From my contributions in class, it
is pretty clear that I resent the character of Helen. I would like to start by
warranting the fact that I do believe she is an ambiguous character. It is hard
to tell if she followed Paris to Troy because she was forced, or if it was by
free will. However, my dislike for Helen has little to do with this ambiguity,
or even the fact that she is central to the war. After all, although she is
central to why the war has begun,
after nine years the war has become about more
than Helen, it has become about gaining kleos, and about destroying or
defending a city. The reason I detest
Helen is because I believe she, unlike any other character is the book, has
less to lose.
This is especially apparent in Book
24 when she laments Hector. She speaks about no longer having a friend since
Hector has died; however this is misleading. Whether or not she has a “friend”

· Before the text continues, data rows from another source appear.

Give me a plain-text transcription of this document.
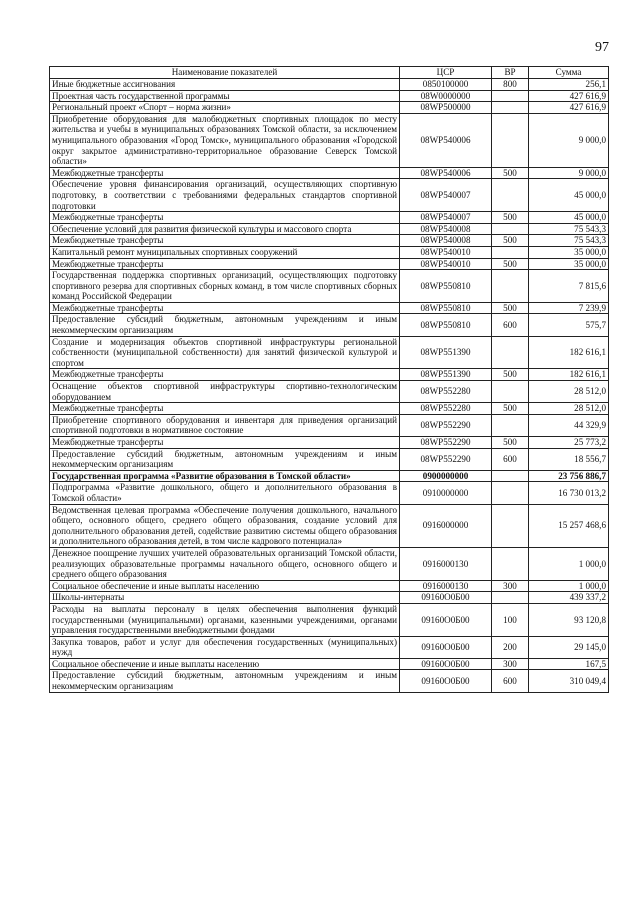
97
Наименование показателей	ЦСР	ВР	Сумма
Иные бюджетные ассигнования	0850100000	800	256,1
Проектная часть государственной программы	08W0000000		427 616,9
Региональный проект «Спорт – норма жизни»	08WP500000		427 616,9
Приобретение оборудования для малобюджетных спортивных площадок по месту жительства и учебы в муниципальных образованиях Томской области, за исключением муниципального образования «Город Томск», муниципального образования «Городской округ закрытое административно-территориальное образование Северск Томской области»	08WP540006		9 000,0
Межбюджетные трансферты	08WP540006	500	9 000,0
Обеспечение уровня финансирования организаций, осуществляющих спортивную подготовку, в соответствии с требованиями федеральных стандартов спортивной подготовки	08WP540007		45 000,0
Межбюджетные трансферты	08WP540007	500	45 000,0
Обеспечение условий для развития физической культуры и массового спорта	08WP540008		75 543,3
Межбюджетные трансферты	08WP540008	500	75 543,3
Капитальный ремонт муниципальных спортивных сооружений	08WP540010		35 000,0
Межбюджетные трансферты	08WP540010	500	35 000,0
Государственная поддержка спортивных организаций, осуществляющих подготовку спортивного резерва для спортивных сборных команд, в том числе спортивных сборных команд Российской Федерации	08WP550810		7 815,6
Межбюджетные трансферты	08WP550810	500	7 239,9
Предоставление субсидий бюджетным, автономным учреждениям и иным некоммерческим организациям	08WP550810	600	575,7
Создание и модернизация объектов спортивной инфраструктуры региональной собственности (муниципальной собственности) для занятий физической культурой и спортом	08WP551390		182 616,1
Межбюджетные трансферты	08WP551390	500	182 616,1
Оснащение объектов спортивной инфраструктуры спортивно-технологическим оборудованием	08WP552280		28 512,0
Межбюджетные трансферты	08WP552280	500	28 512,0
Приобретение спортивного оборудования и инвентаря для приведения организаций спортивной подготовки в нормативное состояние	08WP552290		44 329,9
Межбюджетные трансферты	08WP552290	500	25 773,2
Предоставление субсидий бюджетным, автономным учреждениям и иным некоммерческим организациям	08WP552290	600	18 556,7
Государственная программа «Развитие образования в Томской области»	0900000000		23 756 886,7
Подпрограмма «Развитие дошкольного, общего и дополнительного образования в Томской области»	0910000000		16 730 013,2
Ведомственная целевая программа «Обеспечение получения дошкольного, начального общего, основного общего, среднего общего образования, создание условий для дополнительного образования детей, содействие развитию системы общего образования и дополнительного образования детей, в том числе кадрового потенциала»	0916000000		15 257 468,6
Денежное поощрение лучших учителей образовательных организаций Томской области, реализующих образовательные программы начального общего, основного общего и среднего общего образования	0916000130		1 000,0
Социальное обеспечение и иные выплаты населению	0916000130	300	1 000,0
Школы-интернаты	09160О0Б00		439 337,2
Расходы на выплаты персоналу в целях обеспечения выполнения функций государственными (муниципальными) органами, казенными учреждениями, органами управления государственными внебюджетными фондами	09160О0Б00	100	93 120,8
Закупка товаров, работ и услуг для обеспечения государственных (муниципальных) нужд	09160О0Б00	200	29 145,0
Социальное обеспечение и иные выплаты населению	09160О0Б00	300	167,5
Предоставление субсидий бюджетным, автономным учреждениям и иным некоммерческим организациям	09160О0Б00	600	310 049,4
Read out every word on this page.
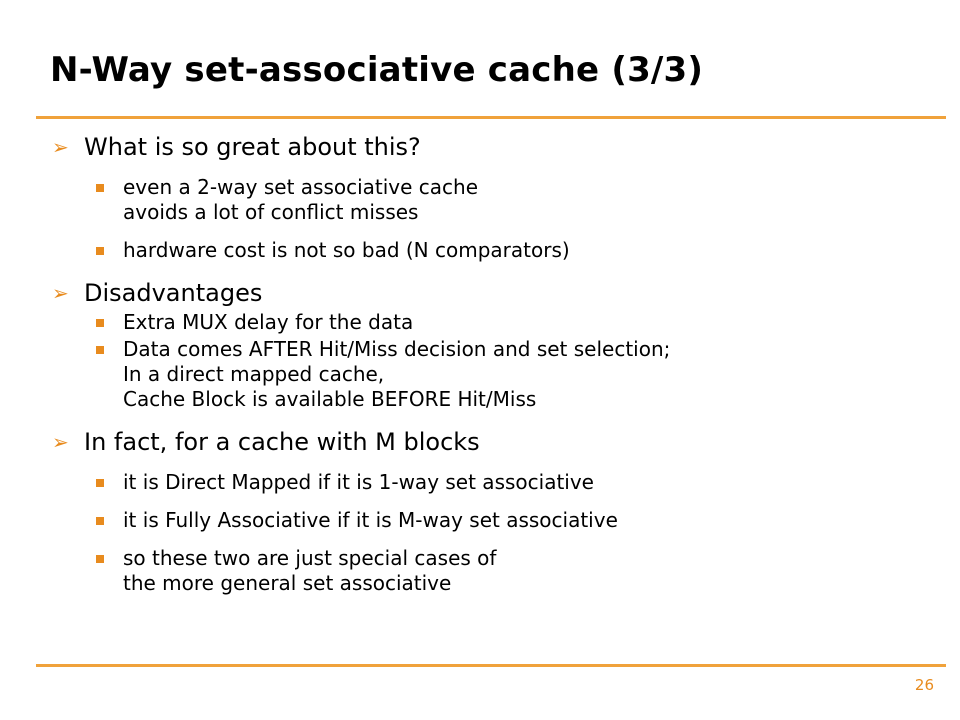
N-Way set-associative cache (3/3)
➢ What is so great about this?
even a 2-way set associative cache
avoids a lot of conflict misses
hardware cost is not so bad (N comparators)
➢ Disadvantages
Extra MUX delay for the data
Data comes AFTER Hit/Miss decision and set selection;
In a direct mapped cache,
Cache Block is available BEFORE Hit/Miss
➢ In fact, for a cache with M blocks
it is Direct Mapped if it is 1-way set associative
it is Fully Associative if it is M-way set associative
so these two are just special cases of
the more general set associative
26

afterwards is hard to prove, but what isn’t hard to prove is that no matter how
this war ends, she has somewhere to go. If the Greeks win, she has a home with
Menelaus. If the Trojans win, she has a home with Paris. And of course from the
Odyssey, we can confirm that she does
get to go home with her original husband, Menelaus. Trojans are fighting for
their home, for their families, for their lives. Both sides are losing friends
and family members; some soldiers will never go home again. Helen may lose some
of the people around her, but she ultimately has another home, another place to
go. She also never suffers fully with one side. Helen doesn’t lose her husband
or children to war, nor does she have to suffer kidnap and rape that the Trojan
women will eventually suffer. Helen lives.
I will not
refuse to acknowledge the fact that Helen does not have a choice in this matter,
and that because she has these two homes, in some ways it may seem she has more
to lose. However, while reading the Iliad,
it was overwhelmingly frustrating knowing that many soldiers were dying because
of her and were losing their home because of her. These soldiers only had one home, one
life, and one family. Yet no matter how fate decided things ended, Helen had a
way out. She was never fully losing a home or a family, and no matter which way
the scales of war settled, she had a home and a family to fall back on.